The San Luis Obispo County Board of Supervisors voted 3-1 on Friday to set campaign contribution limits at $25,000, with Supervisor Bruce Gibson dissenting.
Hundreds of community members called in asking that the county go with an forthcoming state limit of $4,700. Opponents of the $25,000 ceiling voiced concerns that the higher limit would lead to corruption. Others argued that the county should not make a decision until a replacement for deceased Supervisor Adam Hill is seated.
Government watchdog Mike Brown said he is against limiting campaign donations while permitting unlimited independent expenditures — advertising spending from groups not working with candidate — because it will create an unfair playing field. Brown wanted to bar donations from people or businesses contracted with the county.
In the past, there were no limits on campaign contributions for county races. Then last year, Gov. Gavin Newsom signed legislation limiting campaign contributions to local candidates to $4,700 in cities and counties that do not have their own contribution limits. Those limits go into effect on Jan. 1, 2021.
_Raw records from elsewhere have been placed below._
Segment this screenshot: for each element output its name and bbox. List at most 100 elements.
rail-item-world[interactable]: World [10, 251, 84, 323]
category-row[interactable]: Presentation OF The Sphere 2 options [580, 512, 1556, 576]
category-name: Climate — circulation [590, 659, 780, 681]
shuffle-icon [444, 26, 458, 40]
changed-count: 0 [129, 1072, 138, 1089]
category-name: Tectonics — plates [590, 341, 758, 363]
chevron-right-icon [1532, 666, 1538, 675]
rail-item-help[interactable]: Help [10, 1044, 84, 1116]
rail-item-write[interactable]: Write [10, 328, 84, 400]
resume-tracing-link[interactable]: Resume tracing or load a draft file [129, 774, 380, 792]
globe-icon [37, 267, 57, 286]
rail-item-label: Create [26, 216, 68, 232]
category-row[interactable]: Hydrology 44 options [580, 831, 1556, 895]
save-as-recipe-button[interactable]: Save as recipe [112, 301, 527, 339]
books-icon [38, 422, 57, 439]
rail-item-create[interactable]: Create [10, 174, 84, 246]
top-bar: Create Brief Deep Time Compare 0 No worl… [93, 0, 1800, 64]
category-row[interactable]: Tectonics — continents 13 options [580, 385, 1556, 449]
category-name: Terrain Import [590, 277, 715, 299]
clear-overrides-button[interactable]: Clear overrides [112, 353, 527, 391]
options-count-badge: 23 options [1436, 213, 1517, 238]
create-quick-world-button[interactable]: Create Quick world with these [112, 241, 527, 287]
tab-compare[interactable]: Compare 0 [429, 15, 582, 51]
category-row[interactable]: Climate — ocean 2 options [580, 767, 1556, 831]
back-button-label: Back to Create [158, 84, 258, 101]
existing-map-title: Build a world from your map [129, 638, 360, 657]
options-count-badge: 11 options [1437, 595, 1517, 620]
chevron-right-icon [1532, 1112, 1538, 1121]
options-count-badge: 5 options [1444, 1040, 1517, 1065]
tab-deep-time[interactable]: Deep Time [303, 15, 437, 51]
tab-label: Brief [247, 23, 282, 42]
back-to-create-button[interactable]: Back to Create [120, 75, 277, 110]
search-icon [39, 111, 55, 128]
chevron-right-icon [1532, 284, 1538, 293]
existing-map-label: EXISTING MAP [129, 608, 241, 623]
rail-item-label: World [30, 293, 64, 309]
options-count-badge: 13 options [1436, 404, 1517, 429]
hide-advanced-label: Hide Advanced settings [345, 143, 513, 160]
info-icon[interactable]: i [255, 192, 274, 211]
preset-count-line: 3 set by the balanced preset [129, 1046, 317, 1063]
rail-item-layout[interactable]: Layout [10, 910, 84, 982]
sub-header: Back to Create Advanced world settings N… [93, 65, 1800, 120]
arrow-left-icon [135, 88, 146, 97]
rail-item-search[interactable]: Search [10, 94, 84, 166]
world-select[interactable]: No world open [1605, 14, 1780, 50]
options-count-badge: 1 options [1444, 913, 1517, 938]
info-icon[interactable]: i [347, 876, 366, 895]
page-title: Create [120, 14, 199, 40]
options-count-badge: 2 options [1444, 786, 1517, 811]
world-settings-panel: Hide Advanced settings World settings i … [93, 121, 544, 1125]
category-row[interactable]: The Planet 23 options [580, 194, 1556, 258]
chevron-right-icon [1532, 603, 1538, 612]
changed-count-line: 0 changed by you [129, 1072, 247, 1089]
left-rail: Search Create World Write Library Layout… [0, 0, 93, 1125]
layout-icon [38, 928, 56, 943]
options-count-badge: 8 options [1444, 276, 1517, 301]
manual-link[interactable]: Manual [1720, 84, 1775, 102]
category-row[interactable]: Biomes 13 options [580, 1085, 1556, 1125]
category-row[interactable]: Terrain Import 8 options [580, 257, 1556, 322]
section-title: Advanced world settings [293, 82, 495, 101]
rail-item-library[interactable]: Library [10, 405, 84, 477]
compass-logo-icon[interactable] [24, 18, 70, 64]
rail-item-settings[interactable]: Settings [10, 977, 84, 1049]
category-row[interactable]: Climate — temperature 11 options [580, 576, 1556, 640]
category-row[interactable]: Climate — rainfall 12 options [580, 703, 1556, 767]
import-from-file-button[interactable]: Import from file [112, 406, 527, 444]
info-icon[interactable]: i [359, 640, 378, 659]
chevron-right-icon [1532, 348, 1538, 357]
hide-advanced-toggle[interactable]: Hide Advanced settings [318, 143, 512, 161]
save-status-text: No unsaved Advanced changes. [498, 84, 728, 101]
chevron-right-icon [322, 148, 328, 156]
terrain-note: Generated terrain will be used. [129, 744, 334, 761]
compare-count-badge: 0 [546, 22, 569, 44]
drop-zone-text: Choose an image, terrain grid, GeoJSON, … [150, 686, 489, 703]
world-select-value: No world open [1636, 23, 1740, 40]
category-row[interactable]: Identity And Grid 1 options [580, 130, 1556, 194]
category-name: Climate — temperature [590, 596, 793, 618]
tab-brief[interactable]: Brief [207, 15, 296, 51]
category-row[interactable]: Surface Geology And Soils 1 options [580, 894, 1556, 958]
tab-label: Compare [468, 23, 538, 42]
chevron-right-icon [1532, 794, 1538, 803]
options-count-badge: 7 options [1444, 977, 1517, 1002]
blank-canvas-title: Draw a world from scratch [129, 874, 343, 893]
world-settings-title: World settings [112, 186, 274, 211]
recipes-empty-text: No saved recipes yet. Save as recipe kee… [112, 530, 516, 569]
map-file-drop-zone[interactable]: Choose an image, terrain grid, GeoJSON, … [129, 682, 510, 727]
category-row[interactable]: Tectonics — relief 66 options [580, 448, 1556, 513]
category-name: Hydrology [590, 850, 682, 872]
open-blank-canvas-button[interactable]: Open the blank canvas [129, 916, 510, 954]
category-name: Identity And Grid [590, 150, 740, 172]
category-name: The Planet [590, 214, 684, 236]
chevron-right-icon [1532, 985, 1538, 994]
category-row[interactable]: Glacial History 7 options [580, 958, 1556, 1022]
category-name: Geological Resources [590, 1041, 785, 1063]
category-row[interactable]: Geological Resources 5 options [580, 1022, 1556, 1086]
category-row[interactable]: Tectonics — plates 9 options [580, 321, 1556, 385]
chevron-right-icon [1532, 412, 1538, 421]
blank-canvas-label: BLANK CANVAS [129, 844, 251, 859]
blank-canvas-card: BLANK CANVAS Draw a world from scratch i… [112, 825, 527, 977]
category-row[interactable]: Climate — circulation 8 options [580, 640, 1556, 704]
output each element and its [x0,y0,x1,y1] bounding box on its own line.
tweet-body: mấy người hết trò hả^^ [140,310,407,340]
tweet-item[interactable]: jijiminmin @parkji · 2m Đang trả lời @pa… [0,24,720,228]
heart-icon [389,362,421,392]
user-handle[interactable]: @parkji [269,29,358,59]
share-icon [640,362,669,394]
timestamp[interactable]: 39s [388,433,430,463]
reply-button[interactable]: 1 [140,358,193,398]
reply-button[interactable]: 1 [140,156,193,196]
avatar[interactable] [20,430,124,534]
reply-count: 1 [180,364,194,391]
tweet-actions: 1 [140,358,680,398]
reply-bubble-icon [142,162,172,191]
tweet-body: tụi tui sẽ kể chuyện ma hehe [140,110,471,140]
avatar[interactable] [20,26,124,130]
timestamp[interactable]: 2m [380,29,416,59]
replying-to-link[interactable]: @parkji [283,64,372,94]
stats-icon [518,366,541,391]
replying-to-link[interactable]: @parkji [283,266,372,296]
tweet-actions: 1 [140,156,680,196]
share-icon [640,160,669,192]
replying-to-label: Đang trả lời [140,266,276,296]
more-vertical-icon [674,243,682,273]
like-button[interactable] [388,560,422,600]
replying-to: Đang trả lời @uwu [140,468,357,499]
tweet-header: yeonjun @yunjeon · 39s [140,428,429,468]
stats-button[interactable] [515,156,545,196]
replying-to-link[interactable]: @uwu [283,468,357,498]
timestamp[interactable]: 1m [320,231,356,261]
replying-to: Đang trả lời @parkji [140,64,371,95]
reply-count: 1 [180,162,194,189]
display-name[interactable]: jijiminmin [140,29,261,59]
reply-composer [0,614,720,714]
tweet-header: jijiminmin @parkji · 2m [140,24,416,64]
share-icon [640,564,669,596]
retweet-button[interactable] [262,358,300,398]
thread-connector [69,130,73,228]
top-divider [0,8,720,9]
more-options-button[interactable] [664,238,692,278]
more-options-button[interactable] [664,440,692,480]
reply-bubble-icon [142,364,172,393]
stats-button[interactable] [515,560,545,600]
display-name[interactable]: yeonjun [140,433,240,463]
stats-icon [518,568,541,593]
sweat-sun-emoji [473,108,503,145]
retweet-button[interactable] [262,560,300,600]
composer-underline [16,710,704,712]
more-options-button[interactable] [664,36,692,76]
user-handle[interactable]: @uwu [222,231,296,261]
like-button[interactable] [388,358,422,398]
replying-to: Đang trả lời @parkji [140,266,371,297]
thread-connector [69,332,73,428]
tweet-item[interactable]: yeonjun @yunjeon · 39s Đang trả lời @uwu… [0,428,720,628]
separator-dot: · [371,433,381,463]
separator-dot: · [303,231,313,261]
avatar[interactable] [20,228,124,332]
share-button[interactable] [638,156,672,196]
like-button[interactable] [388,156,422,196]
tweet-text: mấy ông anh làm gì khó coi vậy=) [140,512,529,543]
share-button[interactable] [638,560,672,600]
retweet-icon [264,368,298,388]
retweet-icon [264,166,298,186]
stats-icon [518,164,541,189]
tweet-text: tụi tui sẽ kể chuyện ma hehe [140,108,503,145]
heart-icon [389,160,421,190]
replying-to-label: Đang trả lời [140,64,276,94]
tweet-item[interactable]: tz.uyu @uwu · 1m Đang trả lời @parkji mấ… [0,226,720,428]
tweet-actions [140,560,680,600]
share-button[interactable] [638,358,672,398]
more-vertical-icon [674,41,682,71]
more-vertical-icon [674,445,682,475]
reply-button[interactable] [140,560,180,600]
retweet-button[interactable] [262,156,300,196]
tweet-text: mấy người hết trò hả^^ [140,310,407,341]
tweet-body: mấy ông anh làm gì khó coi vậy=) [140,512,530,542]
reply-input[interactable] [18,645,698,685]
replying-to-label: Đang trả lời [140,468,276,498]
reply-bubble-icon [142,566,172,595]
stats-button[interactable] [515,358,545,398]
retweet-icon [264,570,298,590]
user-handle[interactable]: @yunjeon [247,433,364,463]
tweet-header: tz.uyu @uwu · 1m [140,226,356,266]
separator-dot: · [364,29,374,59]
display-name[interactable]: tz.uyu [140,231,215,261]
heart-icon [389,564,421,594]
Supervisor John Peschong wants local control. He noted that while Gov. Newsom signed the legislation limiting contributions for local races that do not set their own limits, the campaign contribution limit for his office is $31,000. Peschong also voiced concerns about independent expenditures overwhelming elections.
Gibson said 700 comments and letters supported lower contribution limits, while only one speaker was in favor of the $25,000 limit. Evidence, Gibson said, that supervisors Peschong, Arnold and Compton appear to be the only three people in the county in favor of the higher limit.
Rebutting Gibson, Compton noted that opponents of the $25,000 limit sent out a call for action, which requested recipients return a form letter objecting to the $25,000 limit or call in, and that the speakers were not reflective of the entire community.
In response to concerns that the board should not take a vote with an empty supervisor seat, Compton said this was the last meeting in which the county can assert local concern.
Gibson also argued against having the SLO County District Attorney’s Office enforce the limits, while questioning District Attorney Dan Dow’s ethics. Peschong, Arnold and Compton said Gibson’s accusations were unfounded, and that Dow has displayed a high level of integrity while in office.